The group that represents more than 260 airlines has announced a new initiative to optimize the accommodation of cabin baggage.

“Working with airline members of IATA and aircraft manufacturers, an optimum size guideline for carry-on bags has been agreed that will make the best use of cabin storage space,” it said Tuesday.

“A size of 55 x 35 x 20 cm (or 21.5 x 13.5 x 7.5 inches) means that theoretically everyone should have a chance to store their carry-on bags on board aircraft of 120 seats or larger,” it said in a release issued in Miami, Fl., where IATA is holding its annual general meeting.
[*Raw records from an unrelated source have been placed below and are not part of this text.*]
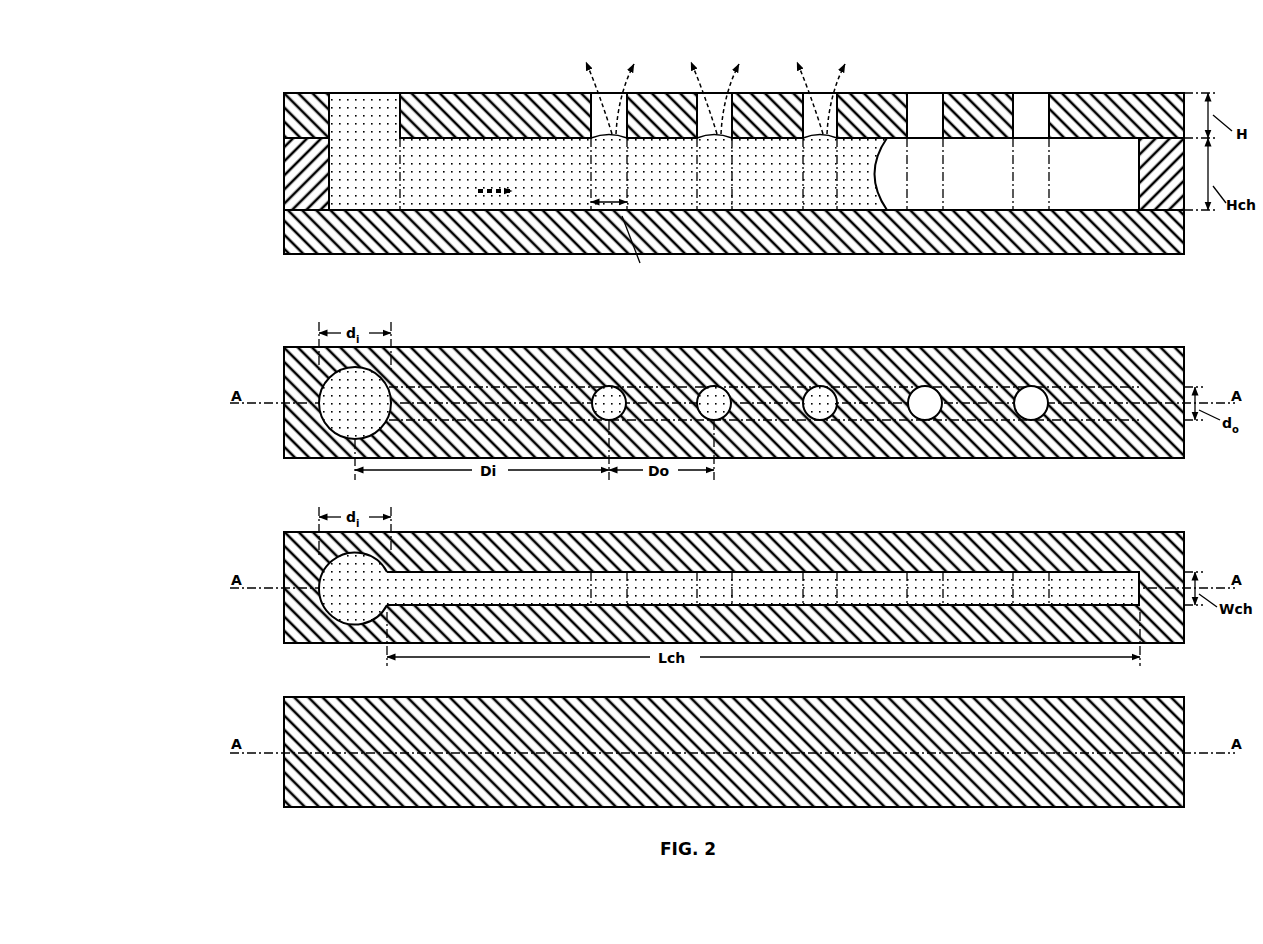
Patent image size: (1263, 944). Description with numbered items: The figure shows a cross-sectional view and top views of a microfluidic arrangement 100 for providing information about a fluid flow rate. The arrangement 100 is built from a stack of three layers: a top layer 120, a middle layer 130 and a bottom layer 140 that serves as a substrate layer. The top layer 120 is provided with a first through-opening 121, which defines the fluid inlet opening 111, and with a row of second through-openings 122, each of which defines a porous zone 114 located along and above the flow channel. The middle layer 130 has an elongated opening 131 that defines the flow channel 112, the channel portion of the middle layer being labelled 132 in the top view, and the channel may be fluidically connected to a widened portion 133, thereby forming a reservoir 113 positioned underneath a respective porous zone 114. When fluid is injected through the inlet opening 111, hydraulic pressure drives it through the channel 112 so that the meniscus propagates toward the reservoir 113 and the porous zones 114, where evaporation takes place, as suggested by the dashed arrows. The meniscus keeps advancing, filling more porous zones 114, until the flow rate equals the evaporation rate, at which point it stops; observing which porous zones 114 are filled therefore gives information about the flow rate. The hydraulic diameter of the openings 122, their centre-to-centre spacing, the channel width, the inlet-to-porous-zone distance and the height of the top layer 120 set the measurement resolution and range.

The arrangement 100 is at (148, 54).
The fluid inlet opening 111 is at (375, 120).
The flow channel 112 is at (445, 188).
The reservoir 113 is at (598, 170).
The porous zone 114 is at (617, 92).
The top layer 120 is at (284, 120).
The first through-opening 121 is at (365, 390).
The second through-opening 122 is at (613, 390).
The middle layer 130 is at (284, 176).
The elongated opening 131 is at (367, 590).
The channel in middle layer 132 is at (508, 590).
The widened portion 133 is at (603, 590).
The bottom layer 140 is at (284, 233).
logoTo facilitate a smooth check-in, IATA has also developed an “IATA Cabin OK” logo, indicating that a bag meets the agreed size guidelines.
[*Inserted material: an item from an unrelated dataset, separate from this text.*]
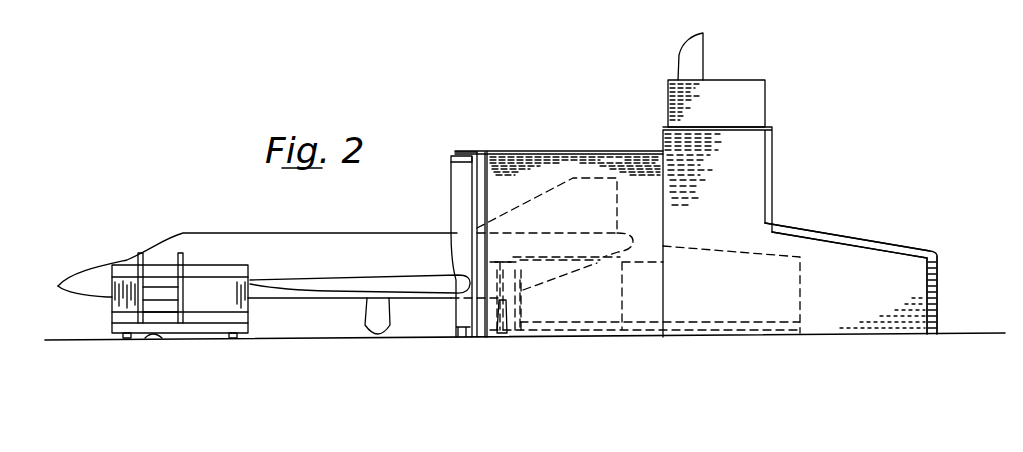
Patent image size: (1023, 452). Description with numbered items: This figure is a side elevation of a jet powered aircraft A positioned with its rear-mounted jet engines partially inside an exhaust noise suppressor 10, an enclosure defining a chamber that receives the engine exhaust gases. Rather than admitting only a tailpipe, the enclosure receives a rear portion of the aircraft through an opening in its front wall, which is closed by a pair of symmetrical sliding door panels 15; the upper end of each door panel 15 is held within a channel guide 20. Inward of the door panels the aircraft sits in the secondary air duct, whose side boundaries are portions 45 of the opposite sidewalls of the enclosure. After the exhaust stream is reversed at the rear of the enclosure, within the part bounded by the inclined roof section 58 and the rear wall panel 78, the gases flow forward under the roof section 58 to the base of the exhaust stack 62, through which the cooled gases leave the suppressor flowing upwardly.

“A number of major international airlines have signalled their interest to join the initiative and will soon be introducing the guidelines into their operations,” the group said.

“The development of an agreed optimal cabin bag size will bring common sense and order to the problem of differing sizes for carry-on bags,” said Tom Windmuller, IATA’s senior vice-president for airport, passenger, cargo and security.

“We know the current situation can be frustrating for passengers. This work will help to iron out inconsistencies and lead to an improved passenger experience.”

IATA said it was working with baggage tracking-solutions provider Okoban to manage the approval process of bag manufacturers.

“Recognition of the ‘IATA Cabin OK’ logo is expected to grow with time as more airlines opt-in to this IATA initiative,” the group said.

Bags carrying the label are expected to reach retail shops later this year.